On-line version ISSN 2448-6531Print version ISSN 0185-0172

Hist. mex. vol.69 n.1 Ciudad de México Jul./Sep. 2019

https://doi.org/10.24201/hm.v69i1.3673 

Reseñas

Pablo Piccato, A History of Infamy. Crime, Truth, and Justice in Mexico

Marco Palacios* 

* El Colegio de México

Piccato, Pablo. A History of Infamy. Crime, Truth, and Justice in Mexico. Oakland: California University Press, 2017. 368p. ISBN: 978-052-096-607-9.


Por sus métodos y temas este último libro de Pablo Piccato es de gran actualidad. Cruza sagazmente la tenue línea que separa presente y pasado, de suerte que la infamia en el México de hoy parece configurarse desde mediados de la década de 1920 hasta mediados de la de 1950. Apoyado en un claro orden expositivo, en una prosa segura y en sus trabajos anteriores, llamará la atención de expertos en diferentes campos disciplinarios, de la etnografía al urbanismo; de la sociología al derecho. Es de admirar la destreza del autor al tejer elementos del saber criminológico entonces predominante con la historia política y la urbana; con la historia social y cultural de la prensa capitalina, en particular la sección llamada nota roja, así como con la novela de este género.
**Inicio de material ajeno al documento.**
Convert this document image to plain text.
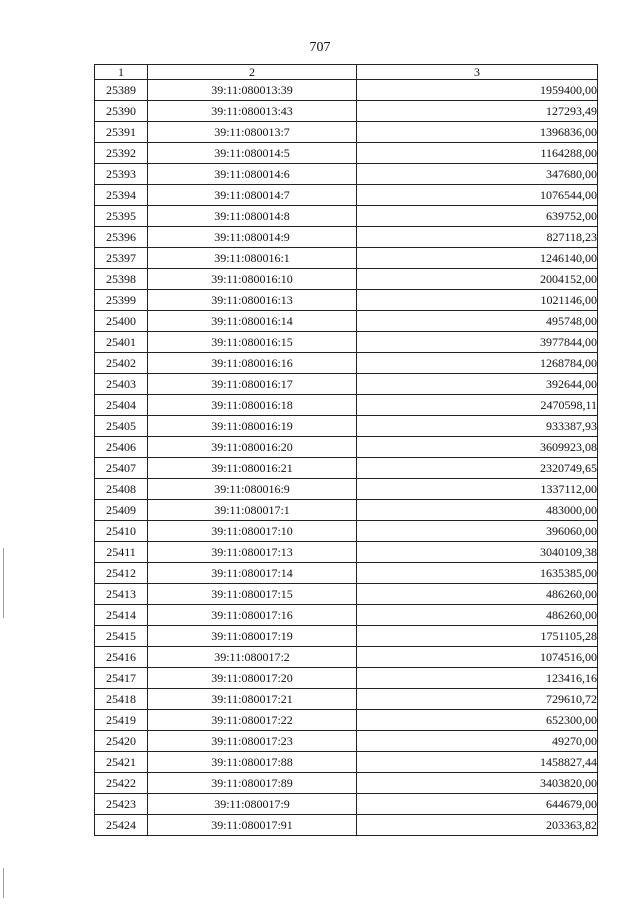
707
1	2	3
25389	39:11:080013:39	1959400,00
25390	39:11:080013:43	127293,49
25391	39:11:080013:7	1396836,00
25392	39:11:080014:5	1164288,00
25393	39:11:080014:6	347680,00
25394	39:11:080014:7	1076544,00
25395	39:11:080014:8	639752,00
25396	39:11:080014:9	827118,23
25397	39:11:080016:1	1246140,00
25398	39:11:080016:10	2004152,00
25399	39:11:080016:13	1021146,00
25400	39:11:080016:14	495748,00
25401	39:11:080016:15	3977844,00
25402	39:11:080016:16	1268784,00
25403	39:11:080016:17	392644,00
25404	39:11:080016:18	2470598,11
25405	39:11:080016:19	933387,93
25406	39:11:080016:20	3609923,08
25407	39:11:080016:21	2320749,65
25408	39:11:080016:9	1337112,00
25409	39:11:080017:1	483000,00
25410	39:11:080017:10	396060,00
25411	39:11:080017:13	3040109,38
25412	39:11:080017:14	1635385,00
25413	39:11:080017:15	486260,00
25414	39:11:080017:16	486260,00
25415	39:11:080017:19	1751105,28
25416	39:11:080017:2	1074516,00
25417	39:11:080017:20	123416,16
25418	39:11:080017:21	729610,72
25419	39:11:080017:22	652300,00
25420	39:11:080017:23	49270,00
25421	39:11:080017:88	1458827,44
25422	39:11:080017:89	3403820,00
25423	39:11:080017:9	644679,00
25424	39:11:080017:91	203363,82
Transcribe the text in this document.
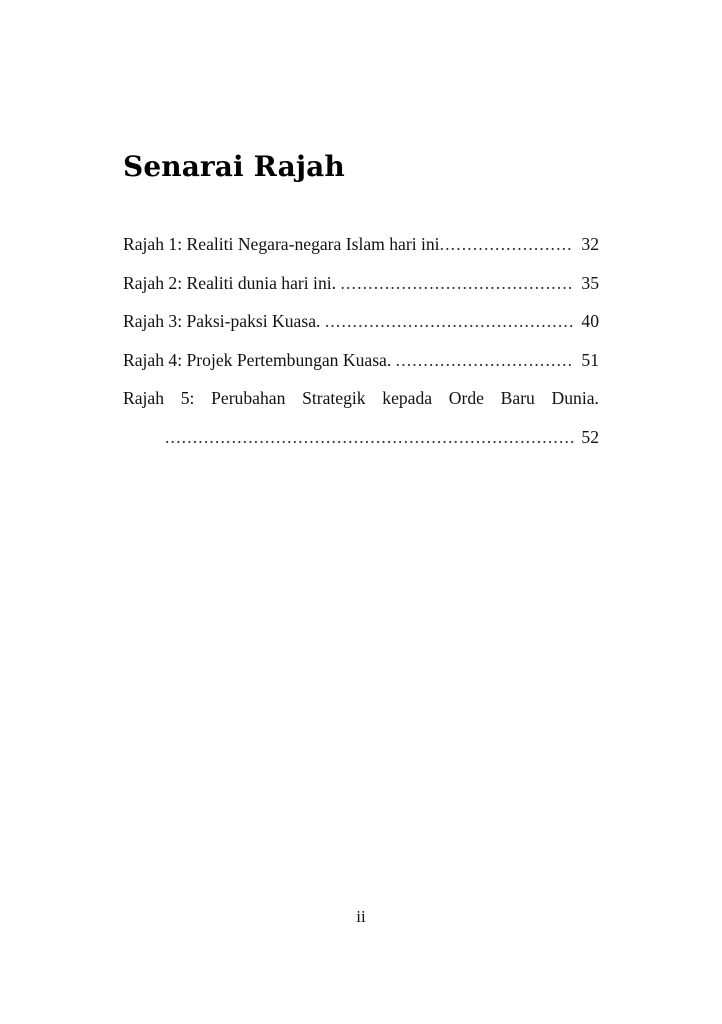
Senarai Rajah
Rajah 1: Realiti Negara-negara Islam hari ini ........................ 32
Rajah 2: Realiti dunia hari ini. .......................................... 35
Rajah 3: Paksi-paksi Kuasa. ............................................. 40
Rajah 4: Projek Pertembungan Kuasa. ................................ 51
Rajah 5: Perubahan Strategik kepada Orde Baru Dunia.
.......................................................................... 52
ii
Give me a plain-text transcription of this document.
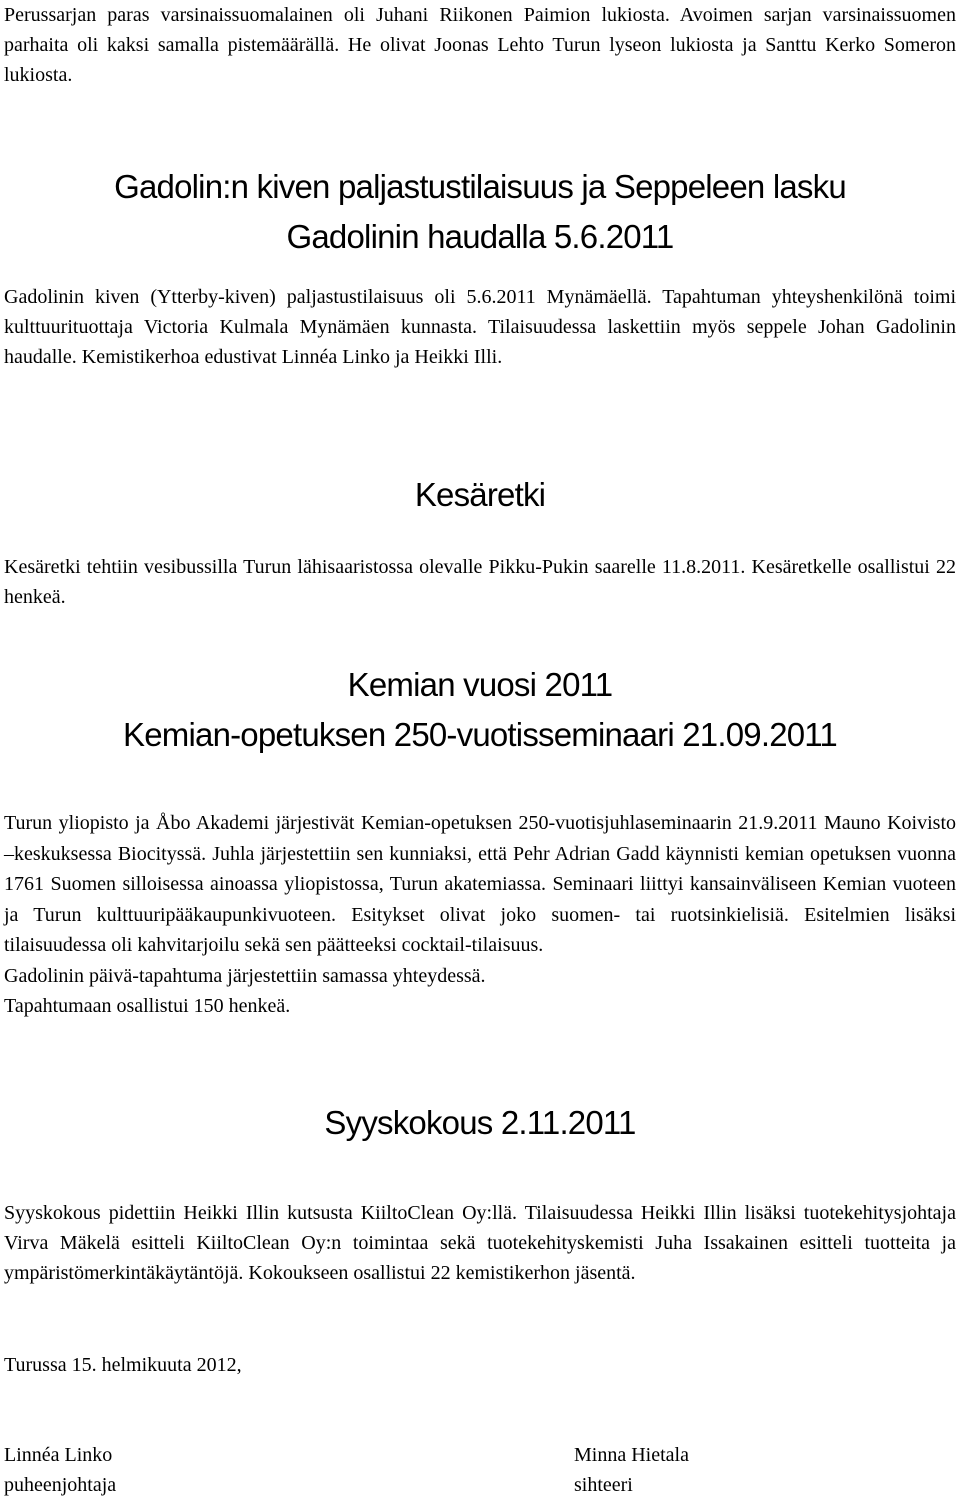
Perussarjan paras varsinaissuomalainen oli Juhani Riikonen Paimion lukiosta. Avoimen sarjan varsinaissuomen parhaita oli kaksi samalla pistemäärällä. He olivat Joonas Lehto Turun lyseon lukiosta ja Santtu Kerko Someron lukiosta.

Gadolin:n kiven paljastustilaisuus ja Seppeleen lasku
Gadolinin haudalla 5.6.2011

Gadolinin kiven (Ytterby-kiven) paljastustilaisuus oli 5.6.2011 Mynämäellä. Tapahtuman yhteyshenkilönä toimi kulttuurituottaja Victoria Kulmala Mynämäen kunnasta. Tilaisuudessa laskettiin myös seppele Johan Gadolinin haudalle. Kemistikerhoa edustivat Linnéa Linko ja Heikki Illi.

Kesäretki

Kesäretki tehtiin vesibussilla Turun lähisaaristossa olevalle Pikku-Pukin saarelle 11.8.2011. Kesäretkelle osallistui 22 henkeä.

Kemian vuosi 2011
Kemian-opetuksen 250-vuotisseminaari 21.09.2011
Turun yliopisto ja Åbo Akademi järjestivät Kemian-opetuksen 250-vuotisjuhlaseminaarin 21.9.2011 Mauno Koivisto –keskuksessa Biocityssä. Juhla järjestettiin sen kunniaksi, että Pehr Adrian Gadd käynnisti kemian opetuksen vuonna 1761 Suomen silloisessa ainoassa yliopistossa, Turun akatemiassa. Seminaari liittyi kansainväliseen Kemian vuoteen ja Turun kulttuuripääkaupunkivuoteen. Esitykset olivat joko suomen- tai ruotsinkielisiä. Esitelmien lisäksi tilaisuudessa oli kahvitarjoilu sekä sen päätteeksi cocktail-tilaisuus.
Gadolinin päivä-tapahtuma järjestettiin samassa yhteydessä.
Tapahtumaan osallistui 150 henkeä.
Syyskokous 2.11.2011

Syyskokous pidettiin Heikki Illin kutsusta KiiltoClean Oy:llä. Tilaisuudessa Heikki Illin lisäksi tuotekehitysjohtaja Virva Mäkelä esitteli KiiltoClean Oy:n toimintaa sekä tuotekehityskemisti Juha Issakainen esitteli tuotteita ja ympäristömerkintäkäytäntöjä. Kokoukseen osallistui 22 kemistikerhon jäsentä.

Turussa 15. helmikuuta 2012,

Linnéa Linko
puheenjohtaja
Minna Hietala
sihteeri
Al igual que América Latina y España, México fue área de influencia de la criminología italiana. Acogió y adaptó premisas fundamentales de la scuola positiva según las cuales ciertas condiciones del medio social, más la base anatómica y biológica de un individuo, lo hacían criminal. Por tanto, en la conducta criminal no mediaba el libre albedrío, doctrina esencial del catolicismo, o la libre voluntad, en diferentes versiones teóricas de John Locke en adelante.

Largos pasajes de este libro inducen a repasar temas y debates relacionados con las áreas del derecho penal y la criminología, con puentes tendidos a las ciencias sociales: antropología, sicología, sociología; aparte, claro está, de la biología, anatomía, fisiología, propias de la medicina y psiquiatría forenses. Visto así, A History of Infamy daría pie a subrayar que, ahora como entonces, permanece velada la convergencia de liberales y fascistas cuando admiten de entrada los principios medulares del positivismo penal, como ocurrió en Italia y su Código Rocco de 1930, que sólo sería reformado en 1986 y que, con variaciones, adoptaron sucesivas legislaciones nacionales latinoamericanas.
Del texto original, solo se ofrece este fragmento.